///2019 Abstract Details
2019 Abstract Details2019-07-13T07:45:15-05:00

Optimizing antepartum maternal resuscitation during cardiac arrest after 20 weeks estimated gestational age: a pragmatic approach

Abstract Number: T1H-447
Abstract Type: Original Research

Rebecca D Minehart MD, MSHPEd1 ; Jaime L. Daly MD2; Andrew N. Chalupka MD, MBA3; May C.M. Pian-Smith MD, MS4; Elizabeth P. West RNC, MSN, WHCNP5; Erik M. Clinton MD6


Resuscitation of antepartum maternal cardiac arrest (AMCA) for EGA >20 weeks is distinct from management of postpartum arrest, due to need for perimortem delivery (PD) within 4 minutes if return of spontaneous circulation (ROSC) is not achieved [1,2]. This gives a narrow window of 4 minutes during which a team must identify reversible causes and initiate empiric treatments to improve chances of survival and maintenance of pregnancy if maternal ROSC is attained. Because of this limited time frame during which maternal ROSC would alter the course of mother and fetus by obviating the need for PD, we sought a pragmatic approach to empirically treating etiologies which could be reversed within the first 4 minutes after AMCA.


AHA/ACC guidelines for maternal cardiac arrest were reviewed, for a total of 37 etiologies for all arrest conditions [1]. Etiologies were analyzed by the following criteria: 1) direct causality vs indirect causality for cardiac arrest; and 2) potentially reversible in the first 4 minutes, given ideal conditions with ready access to all needed resources. In addition to accepted ACLS guidelines, including initiation of high-quality chest compressions with manual left uterine displacement, early defibrillation, and administration of 1mg epinephrine IV at the 4 minute mark if no maternal ROSC was achieved [1], specific treatment options were identified that would be helpful for reversible causes, and would not be contraindicated in or worsen other conditions, for potential empiric treatments during the first 4 minutes in an AMCA (>20 wks EGA).

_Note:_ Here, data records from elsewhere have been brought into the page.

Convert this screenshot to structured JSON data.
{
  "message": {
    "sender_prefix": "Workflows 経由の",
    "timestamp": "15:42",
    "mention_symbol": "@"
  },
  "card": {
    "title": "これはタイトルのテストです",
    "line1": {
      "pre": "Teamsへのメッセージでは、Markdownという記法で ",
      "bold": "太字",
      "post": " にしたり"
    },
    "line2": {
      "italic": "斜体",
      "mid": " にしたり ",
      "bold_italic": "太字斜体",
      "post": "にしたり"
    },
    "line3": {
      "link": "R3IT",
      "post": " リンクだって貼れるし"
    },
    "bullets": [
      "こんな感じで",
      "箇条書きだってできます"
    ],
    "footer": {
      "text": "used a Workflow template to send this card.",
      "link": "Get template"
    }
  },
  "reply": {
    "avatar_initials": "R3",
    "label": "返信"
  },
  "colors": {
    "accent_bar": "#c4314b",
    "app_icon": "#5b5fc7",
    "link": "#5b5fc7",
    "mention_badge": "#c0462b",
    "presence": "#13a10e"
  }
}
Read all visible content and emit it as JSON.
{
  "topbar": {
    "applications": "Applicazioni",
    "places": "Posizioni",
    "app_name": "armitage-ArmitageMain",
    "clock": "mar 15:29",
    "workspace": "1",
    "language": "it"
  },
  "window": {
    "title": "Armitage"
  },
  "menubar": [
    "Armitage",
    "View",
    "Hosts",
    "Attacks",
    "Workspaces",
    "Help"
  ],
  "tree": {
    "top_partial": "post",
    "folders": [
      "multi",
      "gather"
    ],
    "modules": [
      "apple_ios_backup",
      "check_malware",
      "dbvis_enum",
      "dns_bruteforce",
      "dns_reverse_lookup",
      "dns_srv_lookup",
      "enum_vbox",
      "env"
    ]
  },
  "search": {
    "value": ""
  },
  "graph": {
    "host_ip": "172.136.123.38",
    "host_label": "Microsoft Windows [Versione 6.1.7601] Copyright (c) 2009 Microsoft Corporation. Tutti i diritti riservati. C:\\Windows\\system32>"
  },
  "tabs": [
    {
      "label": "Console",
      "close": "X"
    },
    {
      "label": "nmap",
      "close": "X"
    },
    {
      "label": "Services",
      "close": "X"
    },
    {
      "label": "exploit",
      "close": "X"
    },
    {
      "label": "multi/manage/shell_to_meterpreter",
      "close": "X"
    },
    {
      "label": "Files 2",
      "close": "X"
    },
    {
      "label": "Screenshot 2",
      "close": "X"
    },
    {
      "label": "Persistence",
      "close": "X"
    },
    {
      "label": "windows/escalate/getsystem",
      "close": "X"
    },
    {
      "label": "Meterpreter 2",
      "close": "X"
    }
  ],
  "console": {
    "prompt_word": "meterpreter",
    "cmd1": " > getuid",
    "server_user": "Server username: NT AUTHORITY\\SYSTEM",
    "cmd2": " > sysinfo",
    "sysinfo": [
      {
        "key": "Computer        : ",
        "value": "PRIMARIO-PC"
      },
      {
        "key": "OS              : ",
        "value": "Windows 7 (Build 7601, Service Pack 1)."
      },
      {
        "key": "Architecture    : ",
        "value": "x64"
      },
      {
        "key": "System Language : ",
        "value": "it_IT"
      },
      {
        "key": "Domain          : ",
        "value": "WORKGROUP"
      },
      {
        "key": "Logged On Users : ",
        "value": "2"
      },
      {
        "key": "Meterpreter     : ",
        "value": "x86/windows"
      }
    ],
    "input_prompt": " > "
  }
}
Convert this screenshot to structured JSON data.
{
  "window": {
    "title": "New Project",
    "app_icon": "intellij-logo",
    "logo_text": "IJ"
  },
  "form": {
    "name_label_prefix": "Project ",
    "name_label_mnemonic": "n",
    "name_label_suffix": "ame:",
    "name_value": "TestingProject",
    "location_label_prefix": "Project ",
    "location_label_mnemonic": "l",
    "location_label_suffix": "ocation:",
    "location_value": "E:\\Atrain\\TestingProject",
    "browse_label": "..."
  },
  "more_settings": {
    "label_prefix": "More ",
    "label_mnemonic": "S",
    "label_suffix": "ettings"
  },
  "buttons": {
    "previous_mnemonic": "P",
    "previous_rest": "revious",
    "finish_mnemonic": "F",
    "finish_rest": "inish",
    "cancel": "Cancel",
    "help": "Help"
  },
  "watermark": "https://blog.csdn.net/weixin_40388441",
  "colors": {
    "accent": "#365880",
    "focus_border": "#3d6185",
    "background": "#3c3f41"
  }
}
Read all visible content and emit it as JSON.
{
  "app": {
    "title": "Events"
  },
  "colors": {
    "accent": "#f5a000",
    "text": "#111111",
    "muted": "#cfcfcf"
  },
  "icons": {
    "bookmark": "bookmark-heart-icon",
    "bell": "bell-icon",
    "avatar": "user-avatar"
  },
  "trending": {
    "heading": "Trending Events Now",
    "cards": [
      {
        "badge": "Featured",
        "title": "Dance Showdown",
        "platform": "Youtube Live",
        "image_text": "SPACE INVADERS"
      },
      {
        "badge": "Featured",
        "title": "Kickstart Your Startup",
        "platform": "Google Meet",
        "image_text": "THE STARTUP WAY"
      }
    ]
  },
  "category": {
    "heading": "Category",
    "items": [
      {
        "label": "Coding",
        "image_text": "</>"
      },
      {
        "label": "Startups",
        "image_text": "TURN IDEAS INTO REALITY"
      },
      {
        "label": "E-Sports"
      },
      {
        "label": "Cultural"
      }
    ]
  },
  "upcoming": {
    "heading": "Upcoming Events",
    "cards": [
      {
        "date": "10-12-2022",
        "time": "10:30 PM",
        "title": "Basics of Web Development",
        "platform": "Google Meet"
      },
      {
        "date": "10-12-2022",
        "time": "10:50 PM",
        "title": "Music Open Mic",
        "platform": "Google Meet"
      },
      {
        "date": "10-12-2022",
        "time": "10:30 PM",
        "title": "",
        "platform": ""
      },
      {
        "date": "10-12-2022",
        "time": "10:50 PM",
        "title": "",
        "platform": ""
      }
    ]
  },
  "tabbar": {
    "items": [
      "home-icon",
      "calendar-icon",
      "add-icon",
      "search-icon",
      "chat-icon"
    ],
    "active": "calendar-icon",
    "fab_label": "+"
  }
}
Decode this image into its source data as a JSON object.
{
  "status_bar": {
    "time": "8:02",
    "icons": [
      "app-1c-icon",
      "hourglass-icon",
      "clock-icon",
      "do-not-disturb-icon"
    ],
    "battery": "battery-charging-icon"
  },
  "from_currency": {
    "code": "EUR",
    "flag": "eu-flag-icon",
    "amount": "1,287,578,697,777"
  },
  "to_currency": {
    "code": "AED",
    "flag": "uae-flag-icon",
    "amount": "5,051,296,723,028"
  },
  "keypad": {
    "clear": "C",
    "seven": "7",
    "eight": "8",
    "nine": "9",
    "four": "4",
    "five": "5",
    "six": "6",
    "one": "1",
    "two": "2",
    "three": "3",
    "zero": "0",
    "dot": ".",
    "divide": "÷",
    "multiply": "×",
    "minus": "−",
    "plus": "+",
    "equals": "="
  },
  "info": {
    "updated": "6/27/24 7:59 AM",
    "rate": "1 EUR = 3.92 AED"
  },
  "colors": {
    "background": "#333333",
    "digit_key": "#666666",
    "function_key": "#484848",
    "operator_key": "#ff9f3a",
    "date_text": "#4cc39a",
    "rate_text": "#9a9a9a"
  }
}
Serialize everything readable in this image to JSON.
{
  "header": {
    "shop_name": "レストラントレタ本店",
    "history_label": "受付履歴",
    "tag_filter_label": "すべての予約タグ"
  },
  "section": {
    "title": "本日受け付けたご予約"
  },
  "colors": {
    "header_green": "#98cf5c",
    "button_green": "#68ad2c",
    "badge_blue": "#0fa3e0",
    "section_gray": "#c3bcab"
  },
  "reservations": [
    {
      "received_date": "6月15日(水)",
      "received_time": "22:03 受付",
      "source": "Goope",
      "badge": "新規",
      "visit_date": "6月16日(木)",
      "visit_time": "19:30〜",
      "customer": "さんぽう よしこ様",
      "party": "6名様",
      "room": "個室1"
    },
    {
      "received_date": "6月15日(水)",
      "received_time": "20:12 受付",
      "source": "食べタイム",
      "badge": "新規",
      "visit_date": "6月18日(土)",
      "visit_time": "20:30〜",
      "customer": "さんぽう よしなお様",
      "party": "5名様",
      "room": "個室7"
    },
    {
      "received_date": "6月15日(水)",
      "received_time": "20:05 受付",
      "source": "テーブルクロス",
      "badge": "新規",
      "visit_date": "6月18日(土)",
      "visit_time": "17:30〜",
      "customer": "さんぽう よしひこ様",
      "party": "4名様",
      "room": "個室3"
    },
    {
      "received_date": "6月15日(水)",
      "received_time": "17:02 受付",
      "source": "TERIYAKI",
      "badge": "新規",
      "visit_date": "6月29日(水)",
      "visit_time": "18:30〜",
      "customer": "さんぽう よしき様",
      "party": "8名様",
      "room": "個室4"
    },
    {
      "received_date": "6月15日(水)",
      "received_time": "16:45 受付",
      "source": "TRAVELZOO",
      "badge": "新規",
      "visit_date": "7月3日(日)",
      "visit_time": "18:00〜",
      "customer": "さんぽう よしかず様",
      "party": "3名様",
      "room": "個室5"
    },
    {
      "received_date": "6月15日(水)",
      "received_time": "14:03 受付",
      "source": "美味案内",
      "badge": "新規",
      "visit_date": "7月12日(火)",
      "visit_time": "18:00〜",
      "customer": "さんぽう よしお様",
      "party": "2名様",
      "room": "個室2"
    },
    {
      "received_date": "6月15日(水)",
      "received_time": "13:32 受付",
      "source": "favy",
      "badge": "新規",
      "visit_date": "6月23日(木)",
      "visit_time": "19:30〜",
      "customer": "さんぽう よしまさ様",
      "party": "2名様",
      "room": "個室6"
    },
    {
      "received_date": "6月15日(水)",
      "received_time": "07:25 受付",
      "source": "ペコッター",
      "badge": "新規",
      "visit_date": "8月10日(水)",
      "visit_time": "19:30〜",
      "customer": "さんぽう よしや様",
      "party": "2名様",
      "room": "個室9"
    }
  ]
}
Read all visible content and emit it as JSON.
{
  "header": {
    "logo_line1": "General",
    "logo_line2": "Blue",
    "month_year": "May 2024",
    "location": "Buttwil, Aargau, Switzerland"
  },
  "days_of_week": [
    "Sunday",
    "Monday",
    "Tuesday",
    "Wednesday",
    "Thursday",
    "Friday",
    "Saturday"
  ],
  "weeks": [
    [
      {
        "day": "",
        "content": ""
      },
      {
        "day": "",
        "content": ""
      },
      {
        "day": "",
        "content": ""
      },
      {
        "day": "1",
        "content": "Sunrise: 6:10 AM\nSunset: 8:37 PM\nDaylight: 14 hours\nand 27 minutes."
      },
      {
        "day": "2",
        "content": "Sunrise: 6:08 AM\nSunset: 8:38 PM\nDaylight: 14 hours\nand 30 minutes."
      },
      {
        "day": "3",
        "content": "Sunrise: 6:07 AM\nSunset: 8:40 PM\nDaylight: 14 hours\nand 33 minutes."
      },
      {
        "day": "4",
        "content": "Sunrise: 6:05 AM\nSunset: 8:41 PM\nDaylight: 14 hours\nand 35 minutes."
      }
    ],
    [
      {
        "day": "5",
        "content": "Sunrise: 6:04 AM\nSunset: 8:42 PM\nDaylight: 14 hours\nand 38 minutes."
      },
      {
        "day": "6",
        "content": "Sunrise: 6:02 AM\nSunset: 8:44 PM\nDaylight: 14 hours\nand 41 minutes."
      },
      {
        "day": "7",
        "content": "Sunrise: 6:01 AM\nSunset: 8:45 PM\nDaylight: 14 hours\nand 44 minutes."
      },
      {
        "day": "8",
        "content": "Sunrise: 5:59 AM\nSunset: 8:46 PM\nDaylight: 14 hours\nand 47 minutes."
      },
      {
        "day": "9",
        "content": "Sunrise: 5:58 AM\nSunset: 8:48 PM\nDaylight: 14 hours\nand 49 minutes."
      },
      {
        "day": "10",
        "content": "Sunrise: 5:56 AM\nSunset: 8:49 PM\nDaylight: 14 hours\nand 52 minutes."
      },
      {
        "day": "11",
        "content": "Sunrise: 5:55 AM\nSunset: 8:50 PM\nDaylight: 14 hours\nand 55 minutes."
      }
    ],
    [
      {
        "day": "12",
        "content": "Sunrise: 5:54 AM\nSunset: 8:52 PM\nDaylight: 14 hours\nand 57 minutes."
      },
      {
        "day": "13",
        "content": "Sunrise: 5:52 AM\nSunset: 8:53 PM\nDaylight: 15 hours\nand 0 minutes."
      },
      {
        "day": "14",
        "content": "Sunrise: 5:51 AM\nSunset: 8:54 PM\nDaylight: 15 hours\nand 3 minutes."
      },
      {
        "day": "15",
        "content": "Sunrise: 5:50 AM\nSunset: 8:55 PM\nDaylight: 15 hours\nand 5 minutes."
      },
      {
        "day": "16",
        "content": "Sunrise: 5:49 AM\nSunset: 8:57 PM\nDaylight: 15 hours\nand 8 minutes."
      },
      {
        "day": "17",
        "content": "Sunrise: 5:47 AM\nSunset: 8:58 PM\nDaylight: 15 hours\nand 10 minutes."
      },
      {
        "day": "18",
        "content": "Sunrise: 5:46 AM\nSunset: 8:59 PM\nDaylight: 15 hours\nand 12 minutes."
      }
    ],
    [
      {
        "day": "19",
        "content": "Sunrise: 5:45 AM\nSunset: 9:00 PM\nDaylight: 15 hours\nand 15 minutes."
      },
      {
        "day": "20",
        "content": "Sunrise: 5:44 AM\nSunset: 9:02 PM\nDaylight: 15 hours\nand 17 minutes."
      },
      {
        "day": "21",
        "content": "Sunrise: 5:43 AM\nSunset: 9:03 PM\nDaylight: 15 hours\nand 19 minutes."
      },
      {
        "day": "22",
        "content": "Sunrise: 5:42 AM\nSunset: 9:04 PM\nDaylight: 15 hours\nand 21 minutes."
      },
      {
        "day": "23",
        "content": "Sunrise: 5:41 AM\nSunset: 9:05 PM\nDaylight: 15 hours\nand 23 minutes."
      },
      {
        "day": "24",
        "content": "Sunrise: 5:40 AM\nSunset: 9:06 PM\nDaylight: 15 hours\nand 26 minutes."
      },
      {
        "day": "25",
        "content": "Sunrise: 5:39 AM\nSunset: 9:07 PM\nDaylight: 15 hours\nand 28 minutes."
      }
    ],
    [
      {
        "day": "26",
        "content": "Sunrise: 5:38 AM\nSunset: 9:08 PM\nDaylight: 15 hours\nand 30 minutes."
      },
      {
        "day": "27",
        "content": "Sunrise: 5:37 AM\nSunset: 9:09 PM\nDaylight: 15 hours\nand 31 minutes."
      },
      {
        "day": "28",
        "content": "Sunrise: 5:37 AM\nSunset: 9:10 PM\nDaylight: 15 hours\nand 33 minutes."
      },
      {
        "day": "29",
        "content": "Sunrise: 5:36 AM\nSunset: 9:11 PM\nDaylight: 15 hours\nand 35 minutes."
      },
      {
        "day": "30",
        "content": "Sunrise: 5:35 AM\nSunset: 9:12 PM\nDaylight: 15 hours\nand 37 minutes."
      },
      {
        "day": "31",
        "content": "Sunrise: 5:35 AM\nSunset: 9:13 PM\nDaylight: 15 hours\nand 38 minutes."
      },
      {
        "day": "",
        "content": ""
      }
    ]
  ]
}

24 etiologies were identified as direct causes of cardiac arrest; 9 of those were deemed to be treatable within 4 minutes in “best” circumstances: local anesthetic toxicity, hypoxemia/respiratory depression, hypotension (all-cause), hypovolemia, anaphylaxis, arrhythmia, magnesium toxicity, cardiac tamponade, and tension pneumothorax. For all but 2 conditions, the following treatments were deemed to have favorable risk/benefit ratios as empiric treatments for AMCA within the first 4 minutes after ACLS initiation (in addition to ACLS as described above): intubation with hyperventilation, small dose epinephrine (<1mcg/kg), 20% lipid emulsion bolus +/- infusion, rapid 1L IV fluid administration, and calcium gluconate 1gm IV. The remaining two etiologies (cardiac tamponade and tension pneumothorax), which necessitated needle decompression, were deemed to be too risky for empiric use.


While focus should continue on practicing and preparing teams to treat AMCA with PD to improve maternal survival if ROSC is not achieved within 4 minutes [1-3], we believe teams should include a standard empiric approach aimed at optimizing maternal resuscitation prior to PD.


1. Jeejeebhoy FM, et al. Circulation 2015; 132(18): 1747-73.

2. Lipman S, et al. Anesth Analg 2014; 118(5): 1003-16.

3. Zelop CM, et al. Am J Obstet Gynecol 2018; 219(1): 52-61.